Marché des céréales
Entre vagues de chaleur et tensions géopolitiques, la filière céréalière française sous pression
Point macro-économique et cultures au niveau mondial
Le marché céréalier mondial évolue actuellement dans un contexte géopolitique et climatique complexe. Les discussions techniques entre l'Iran et les États-Unis entraînent un repli des cours du pétrole en deçà de leurs niveaux du début du conflit (70,74$/baril pour le Brent et 67,61$/baril pour le WTI).
Afin de soutenir le secteur agricole face aux répercussions de la crise au Moyen-Orient, la Commission Européenne a mobilisé une enveloppe globale de 540M€, dont la part principale de 107M€ est attribuée à la France pour sécuriser les prochaines récoltes a annoncé Christophe Hansen commissaire européen à l'Agriculture et à l'Alimentation.
Sur le plan des cultures, le premier rapport de l'USDA a bousculé les marchés en abaissant nettement ses prévisions de surfaces de blé aux États-Unis à 42,74M d'acres (contre 43,77M en mars), tout en estimant des stocks à un niveau bien inférieur aux attentes (920M de boisseaux, contre 1300M en mars 2026), provoquant un rebond des cours sur le CBOT.
L'Europe et le Royaume-Uni voient leurs prévisions globales de récolte révisées en baisse à 295,5Mt par le Coceral. Si l'offre mondiale reste confortable grâce aux volumes attendus en mer Noire, notamment avec une production russe proche des 90Mt et de fortes capacités exportatrices en Ukraine, les variations thermiques dans le Midwest américain et les risques de baisse de rendement incitent les opérateurs à la vigilance.
Situation par culture
- Le Blé : Les cours progressent sur Euronext, portés par le sillage du CBOT et le repli de l'euro face au dollar. L'échéance septembre 2026 s'établit ainsi à 203 €/t tandis que l'échéance décembre 2026 s’élève à 210,75 €/t. Les fonds financiers ont parallèlement réduit leur position nette courte à -12 000 lots. Aux États-Unis, la récolte de blé d'hiver avance vite mais l'état des cultures reste globalement médiocre. En France, la moisson débute avec de bons critères qualitatifs (protéines et poids spécifique), mais les rendements accusent un repli de plus de 10 % dans l'Ouest, tandis que les fortes chaleurs de mai rendent la qualité plus incertaine dans l'Est.

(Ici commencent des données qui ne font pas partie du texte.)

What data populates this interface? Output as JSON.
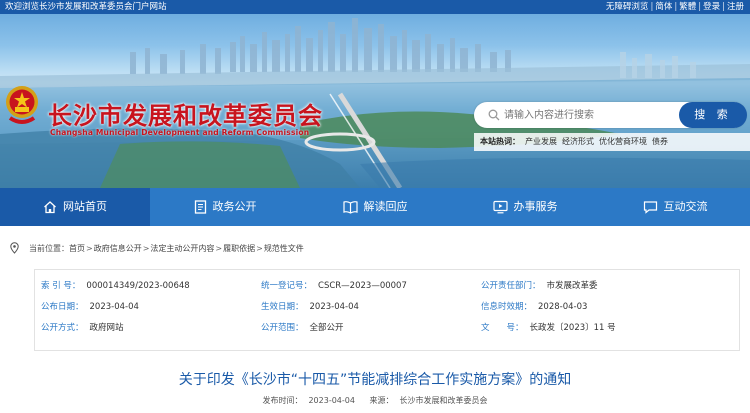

- Le Maïs : Les cours évoluent en ordre dispersé et figent le marché physique : l'échéance novembre 2026 progresse à 226,25 €/t sur Euronext alors que l'échéance septembre 2026 recule à 234,25 €/t. La situation risque de devenir critique en France où l'AGPM craint la pire récolte depuis 35 ans (9,5Mt, soit -30 % par rapport à 2025) en raison d'une baisse de la sole et de la canicule de juin. À l'échelle européenne, le Coceral a abaissé sa prévision à 57,2Mt. À plus long terme, le potentiel ukrainien (visant 40Mt d'ici 2030) menace la filière française. Aux États-Unis, les prix augmentent sous l'effet d'un net recul des stocks trimestriels.
- L'Orge : Les récoltes d'orges d'hiver et fourragères s'achèvent dans le Centre-Val de Loire avec des rendements hétérogènes (50 à 80 q/ha) et légèrement sous les moyennes, mais avec des poids spécifiques satisfaisants (67-68 kg/hl). Les orges de printemps semées à l'automne sont correctes, contrairement aux semis de printemps dont le calibrage s'annonce plus faible.
Menace d'une troisième vague de chaleur
L'évolution à court terme de l'ensemble de la filière dépendra fortement des conditions météorologiques des prochains jours. Les prévisions confirment une très forte probabilité d'installation d'un troisième épisode caniculaire sur le territoire national dès la fin de semaine, sans qu'aucune précipitation ne vienne soulager les sols au préalable.
Bien que des incertitudes subsistent quant à l'intensité exacte et à la trajectoire géographique de cette masse d'air chaud, la convergence des modèles météorologiques sur la persistance d'un grave déficit hydrique accentue l'inquiétude générale des producteurs (notamment du maïs qui n’ont jamais connu une vague de chaleur avant épiaison) face au risque d'un assèchement prolongé des cultures.